Richie feels the seconds tear through him. Until,
“Ditto, Rich.” Eddie settles on.
And he really can't hold it any longer, Richie's lip wobbles and a cry escapes his throat before he can stop it. He reaches up and shoves his glasses into his hair, covering his face with the backs of his hands. “Really?” He chokes.
Eddie hums, grabs at Richie’s wrists to pull them away, Richie's eyes are red, and wet, and his nose is wet too. “I love you, I really love you.”
“Fuck.”
Eddie laughs, “what?”
“Fuck.” He repeats, “So you meant it then? The other day?”
Eddie stills, nose scrunching, “That was so stupid. I thought it was obvious. I didn't know why you didn't question me on that.”

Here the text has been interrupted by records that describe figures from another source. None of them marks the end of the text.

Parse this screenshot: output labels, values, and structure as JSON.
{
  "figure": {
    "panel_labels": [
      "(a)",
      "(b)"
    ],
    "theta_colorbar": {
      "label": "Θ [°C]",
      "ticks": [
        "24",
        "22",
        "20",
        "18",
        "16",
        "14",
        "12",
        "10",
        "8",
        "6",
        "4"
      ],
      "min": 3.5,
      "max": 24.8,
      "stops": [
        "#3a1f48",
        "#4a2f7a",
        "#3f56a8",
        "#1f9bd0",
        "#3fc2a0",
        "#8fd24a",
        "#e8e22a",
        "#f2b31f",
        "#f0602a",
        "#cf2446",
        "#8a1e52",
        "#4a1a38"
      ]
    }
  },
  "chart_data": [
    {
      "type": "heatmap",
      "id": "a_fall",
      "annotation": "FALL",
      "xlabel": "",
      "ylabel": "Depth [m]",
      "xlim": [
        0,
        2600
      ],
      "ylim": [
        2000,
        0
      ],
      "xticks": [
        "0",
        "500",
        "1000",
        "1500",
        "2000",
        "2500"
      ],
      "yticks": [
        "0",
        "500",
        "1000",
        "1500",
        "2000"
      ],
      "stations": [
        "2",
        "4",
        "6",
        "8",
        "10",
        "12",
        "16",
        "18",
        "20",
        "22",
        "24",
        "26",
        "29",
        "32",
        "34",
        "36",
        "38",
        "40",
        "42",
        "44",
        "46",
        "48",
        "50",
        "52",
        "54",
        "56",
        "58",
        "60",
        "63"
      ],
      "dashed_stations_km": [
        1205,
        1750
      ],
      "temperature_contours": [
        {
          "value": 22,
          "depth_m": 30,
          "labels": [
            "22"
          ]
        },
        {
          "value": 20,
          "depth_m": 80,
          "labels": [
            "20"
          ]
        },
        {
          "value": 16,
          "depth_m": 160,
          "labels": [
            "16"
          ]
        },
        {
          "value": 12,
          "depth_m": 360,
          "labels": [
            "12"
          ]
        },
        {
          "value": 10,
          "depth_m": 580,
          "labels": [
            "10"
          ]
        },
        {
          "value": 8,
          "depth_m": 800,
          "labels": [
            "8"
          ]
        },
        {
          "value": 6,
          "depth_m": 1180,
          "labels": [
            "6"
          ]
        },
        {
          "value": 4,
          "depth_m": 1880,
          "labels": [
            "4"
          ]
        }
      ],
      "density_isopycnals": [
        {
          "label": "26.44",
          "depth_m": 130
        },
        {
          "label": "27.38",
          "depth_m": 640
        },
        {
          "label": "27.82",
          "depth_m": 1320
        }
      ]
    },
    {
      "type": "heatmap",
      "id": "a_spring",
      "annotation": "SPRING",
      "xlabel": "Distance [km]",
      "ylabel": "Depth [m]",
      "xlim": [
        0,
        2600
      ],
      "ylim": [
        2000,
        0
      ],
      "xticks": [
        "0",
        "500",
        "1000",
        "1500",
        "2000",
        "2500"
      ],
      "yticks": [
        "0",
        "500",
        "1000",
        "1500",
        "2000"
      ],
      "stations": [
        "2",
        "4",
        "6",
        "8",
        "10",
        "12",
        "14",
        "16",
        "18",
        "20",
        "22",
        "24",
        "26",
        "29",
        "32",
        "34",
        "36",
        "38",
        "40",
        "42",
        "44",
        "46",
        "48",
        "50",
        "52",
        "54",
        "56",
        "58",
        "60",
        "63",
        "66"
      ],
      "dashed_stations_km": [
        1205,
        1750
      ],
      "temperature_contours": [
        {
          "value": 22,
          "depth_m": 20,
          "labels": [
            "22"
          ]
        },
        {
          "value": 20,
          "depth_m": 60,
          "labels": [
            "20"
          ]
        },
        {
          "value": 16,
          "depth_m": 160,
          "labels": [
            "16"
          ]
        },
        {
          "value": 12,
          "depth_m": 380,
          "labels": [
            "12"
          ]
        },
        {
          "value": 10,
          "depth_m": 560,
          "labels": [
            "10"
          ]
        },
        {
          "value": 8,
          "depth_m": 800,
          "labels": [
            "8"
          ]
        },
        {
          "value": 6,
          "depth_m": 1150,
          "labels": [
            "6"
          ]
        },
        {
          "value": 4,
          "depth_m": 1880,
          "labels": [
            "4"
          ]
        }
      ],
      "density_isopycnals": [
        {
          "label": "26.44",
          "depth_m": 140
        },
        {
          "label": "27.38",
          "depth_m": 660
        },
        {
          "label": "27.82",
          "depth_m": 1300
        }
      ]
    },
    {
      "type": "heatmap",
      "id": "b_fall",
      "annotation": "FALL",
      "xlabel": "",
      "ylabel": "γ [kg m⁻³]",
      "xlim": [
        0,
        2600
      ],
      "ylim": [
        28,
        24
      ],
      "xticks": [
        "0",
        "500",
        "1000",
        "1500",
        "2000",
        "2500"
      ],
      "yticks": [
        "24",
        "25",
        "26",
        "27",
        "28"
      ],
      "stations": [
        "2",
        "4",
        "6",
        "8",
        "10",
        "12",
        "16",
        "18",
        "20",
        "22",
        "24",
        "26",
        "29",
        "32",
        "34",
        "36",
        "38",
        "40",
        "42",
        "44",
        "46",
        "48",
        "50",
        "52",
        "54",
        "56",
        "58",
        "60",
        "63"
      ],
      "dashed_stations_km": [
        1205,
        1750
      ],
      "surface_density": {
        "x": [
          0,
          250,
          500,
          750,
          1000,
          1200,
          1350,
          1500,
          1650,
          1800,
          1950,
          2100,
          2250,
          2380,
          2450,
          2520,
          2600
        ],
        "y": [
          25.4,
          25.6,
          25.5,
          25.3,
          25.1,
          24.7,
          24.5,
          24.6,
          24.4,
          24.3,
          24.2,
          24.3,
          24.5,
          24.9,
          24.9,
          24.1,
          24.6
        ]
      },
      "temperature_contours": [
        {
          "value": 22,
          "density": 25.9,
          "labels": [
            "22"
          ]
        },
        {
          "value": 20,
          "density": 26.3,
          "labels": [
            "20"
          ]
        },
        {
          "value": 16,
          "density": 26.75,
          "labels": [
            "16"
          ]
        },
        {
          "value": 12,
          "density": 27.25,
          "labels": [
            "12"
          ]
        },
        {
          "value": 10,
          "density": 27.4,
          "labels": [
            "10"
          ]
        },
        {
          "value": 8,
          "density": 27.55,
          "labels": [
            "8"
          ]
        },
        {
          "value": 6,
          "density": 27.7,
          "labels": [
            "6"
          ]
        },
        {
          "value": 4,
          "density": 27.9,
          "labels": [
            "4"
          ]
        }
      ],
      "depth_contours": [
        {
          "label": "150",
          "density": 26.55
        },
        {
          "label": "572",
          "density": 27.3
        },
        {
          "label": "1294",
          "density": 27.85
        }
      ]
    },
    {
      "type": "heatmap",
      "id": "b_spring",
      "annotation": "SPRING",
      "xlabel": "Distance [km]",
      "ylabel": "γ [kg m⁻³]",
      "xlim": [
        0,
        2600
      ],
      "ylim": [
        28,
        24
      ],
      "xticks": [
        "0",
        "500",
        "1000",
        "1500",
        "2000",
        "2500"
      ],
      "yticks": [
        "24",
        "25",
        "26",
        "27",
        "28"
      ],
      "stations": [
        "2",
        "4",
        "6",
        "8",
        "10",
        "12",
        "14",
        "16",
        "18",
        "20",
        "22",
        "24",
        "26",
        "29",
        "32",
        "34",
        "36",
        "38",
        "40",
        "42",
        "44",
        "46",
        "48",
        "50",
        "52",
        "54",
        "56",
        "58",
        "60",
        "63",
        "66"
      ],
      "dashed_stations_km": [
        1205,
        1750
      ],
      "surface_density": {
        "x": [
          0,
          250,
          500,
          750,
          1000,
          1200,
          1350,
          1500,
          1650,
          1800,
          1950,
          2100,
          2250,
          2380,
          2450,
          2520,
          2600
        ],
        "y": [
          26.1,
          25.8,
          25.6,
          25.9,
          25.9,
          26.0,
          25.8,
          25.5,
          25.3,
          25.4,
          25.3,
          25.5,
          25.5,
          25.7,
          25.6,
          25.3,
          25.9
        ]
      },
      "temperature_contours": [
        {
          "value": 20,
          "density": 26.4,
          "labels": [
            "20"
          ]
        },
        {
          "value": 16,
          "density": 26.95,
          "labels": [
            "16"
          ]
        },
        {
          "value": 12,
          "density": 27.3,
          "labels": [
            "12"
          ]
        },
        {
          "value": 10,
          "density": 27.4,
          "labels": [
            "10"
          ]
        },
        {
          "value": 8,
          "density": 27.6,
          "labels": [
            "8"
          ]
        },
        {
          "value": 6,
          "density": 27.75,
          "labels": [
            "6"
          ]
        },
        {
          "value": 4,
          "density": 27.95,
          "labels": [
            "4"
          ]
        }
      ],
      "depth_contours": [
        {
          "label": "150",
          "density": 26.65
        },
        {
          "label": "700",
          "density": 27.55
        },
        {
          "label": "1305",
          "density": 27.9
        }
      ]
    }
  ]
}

Richie finally drops his hands, quick to find Eddie's own and tangle their fingers. “I’m the one who did fucking Ghost at you.”
Eddie threads their hands properly, “Yeah, well I did it right back at you, so take that dickwipe. I can do Ghost too.”
Eddies got this smug look on his face, and yeah, his cheek is very burnt, he's gonna be a pain in the ass about that all week, blaming it on Richie. Maybe Richie can get him to let him put whatever cream he has on it. He's got a smug look, and he's holding Richie's hands and Richie can't do it any longer, as nice as Eddie's hands feel locked in his.
He unlinks their hands, watches almost in slow motion as Eddie's face shifts, feels the heat off his face when he cradles his jaw, and finally hears the words Eddie's been mouthing at him all those times, as he tastes the words on his lips.
And there's nothing like it. There is no movie scene, there is no song, there is nothing, in Richie's mind, that even vaguely resembles kissing Eddie Kaspbrak.
And he's sure nothing ever will. It's an anomaly. It's a character he can't ever say goodbye to, can't ever let to, can't ever give an ending.
So instead of thinking of a scene, he thinks of the credits this time.